Diverse werken van de patres houden zich met de bestrijding van de haeretici bezig, andere bevatten kettercatalogen met beknopte samenvattingen van verschillende heresieën. Zo hebben bv. Athanasius en Hilarius van Poitiers het arianisme bestreden en Augustinus het manicheïsme, donatisme en pelagianisme. Van algemene aard is Tertullianus’ De praescriptione haereticorum, waarin op grond van de vaststellingen (praescriptiones) dat Christus alleen de apostelen als verkondigers van zijn leer heeft aangesteld en dat deze de leer alleen aan de door hen gestichte gemeenten hebben toevertrouwd, de dwaling van de later ontstane ketterijen bewezen wordt. Dikwijls vindt men de vorm van de kettercataloog, bv. de Refutatio van → Hippolytus, het Panarion of Haereses (ca. 375) van → Epiphanius van Salamis met een beschrijving van 80 heresieën, Diversarum haereseon liber (ca. 390) van → Filastrius van Brescia met 156 heresieën, door Augustinus in De haeresibus (ca. 428) gebruikt, en Haereticarum fabularum compendium van → Theodoretus van Cyrus, waarin de heresieën tot ca. 440 beschreven worden. De noodzaak de haeretici te bestrijden heeft dikwijls de theologische formulering van de leer yan de kerk bevorderd.
Verschillende concilies en synoden hebben in de eerste eeuwen ketterijen afgewezen, bv. Nicea (325) het arianisme, Ephese (430) het nestorianisme, Chalcedon (450) het monofysitisme.
In de loop van de 4e eeuw ging ook de staatsmacht zich met leerstellige kwesties bezighouden. Sedert Theodosius kregen haeretici herhaaldelijk zware straffen als verbanning, verlies van vermogen en ambten. De kerkelijke schrijvers en autoriteiten verklaarden zich in het algemeen tegen dergelijke strafbepalingen. Zie verder collyridiani, encratieten, marcionieten, messaliani, apollinarianisme, arianisme, chiliasme, docetisme, donatisme, eutychianisme, gnosticisme, manicheïsme, monofysitisme, montanisme, novatianisme, pelagianisme, sabellianisme.

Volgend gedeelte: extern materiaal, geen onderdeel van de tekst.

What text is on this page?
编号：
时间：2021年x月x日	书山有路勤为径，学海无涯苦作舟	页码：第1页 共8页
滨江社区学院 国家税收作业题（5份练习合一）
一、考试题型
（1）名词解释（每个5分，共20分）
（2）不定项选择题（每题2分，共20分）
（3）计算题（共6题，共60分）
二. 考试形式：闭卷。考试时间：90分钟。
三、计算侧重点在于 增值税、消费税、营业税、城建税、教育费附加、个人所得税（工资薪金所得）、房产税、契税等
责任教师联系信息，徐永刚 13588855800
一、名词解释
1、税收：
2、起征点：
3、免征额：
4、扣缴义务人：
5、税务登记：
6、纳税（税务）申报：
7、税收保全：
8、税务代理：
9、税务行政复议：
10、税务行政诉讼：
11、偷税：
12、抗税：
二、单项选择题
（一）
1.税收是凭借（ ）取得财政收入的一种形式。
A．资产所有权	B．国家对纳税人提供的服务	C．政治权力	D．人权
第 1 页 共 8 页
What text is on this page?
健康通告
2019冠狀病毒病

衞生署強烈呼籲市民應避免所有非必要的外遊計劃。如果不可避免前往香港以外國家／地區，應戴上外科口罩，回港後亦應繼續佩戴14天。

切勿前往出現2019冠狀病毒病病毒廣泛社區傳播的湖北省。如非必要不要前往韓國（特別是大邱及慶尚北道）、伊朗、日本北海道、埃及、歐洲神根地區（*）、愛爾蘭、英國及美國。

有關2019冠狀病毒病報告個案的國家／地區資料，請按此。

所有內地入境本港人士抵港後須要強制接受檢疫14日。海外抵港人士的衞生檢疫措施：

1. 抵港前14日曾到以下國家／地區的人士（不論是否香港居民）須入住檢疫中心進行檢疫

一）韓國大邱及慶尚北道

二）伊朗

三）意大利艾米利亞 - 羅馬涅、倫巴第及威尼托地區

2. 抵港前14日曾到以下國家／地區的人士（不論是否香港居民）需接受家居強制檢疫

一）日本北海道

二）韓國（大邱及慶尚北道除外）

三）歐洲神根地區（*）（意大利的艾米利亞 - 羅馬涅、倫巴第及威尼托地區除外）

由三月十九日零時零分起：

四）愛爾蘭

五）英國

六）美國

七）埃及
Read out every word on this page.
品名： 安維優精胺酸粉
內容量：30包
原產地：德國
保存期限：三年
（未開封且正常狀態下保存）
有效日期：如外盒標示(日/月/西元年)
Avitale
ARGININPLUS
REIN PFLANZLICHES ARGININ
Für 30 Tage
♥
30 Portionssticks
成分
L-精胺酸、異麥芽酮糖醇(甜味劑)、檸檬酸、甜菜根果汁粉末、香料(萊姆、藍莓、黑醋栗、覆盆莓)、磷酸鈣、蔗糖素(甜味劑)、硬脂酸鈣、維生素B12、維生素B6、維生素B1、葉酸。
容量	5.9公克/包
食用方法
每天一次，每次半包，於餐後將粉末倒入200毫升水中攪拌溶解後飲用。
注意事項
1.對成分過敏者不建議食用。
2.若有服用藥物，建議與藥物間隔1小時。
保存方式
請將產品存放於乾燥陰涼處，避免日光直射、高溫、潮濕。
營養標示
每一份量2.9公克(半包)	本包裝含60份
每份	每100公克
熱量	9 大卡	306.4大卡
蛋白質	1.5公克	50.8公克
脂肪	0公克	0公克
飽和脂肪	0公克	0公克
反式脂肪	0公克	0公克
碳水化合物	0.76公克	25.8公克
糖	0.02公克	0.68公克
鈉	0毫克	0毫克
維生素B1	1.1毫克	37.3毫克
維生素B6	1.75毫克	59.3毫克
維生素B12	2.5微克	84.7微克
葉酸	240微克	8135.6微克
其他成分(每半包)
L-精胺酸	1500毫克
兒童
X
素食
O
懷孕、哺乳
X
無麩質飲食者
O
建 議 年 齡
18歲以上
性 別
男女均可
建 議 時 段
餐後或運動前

Lit. A. Michel (DTC 6, 1920, 2208-2257). H. Schlier (ThW
1, 1933, 179-184). - A. Hilgenfeld, Die Ketzergeschichte des Urchristentums (Leipzig 1884). J. E. Rahmanl, Documenta de amiquis haeresibus (ib. 1909). E. Ivénka, Hellenisches und christliches im friihbyzantinischen Geistesleben (Wien 1948). W. Nigg, Das Buch der Ketzer (Ziirlch 1949). [Bartelink]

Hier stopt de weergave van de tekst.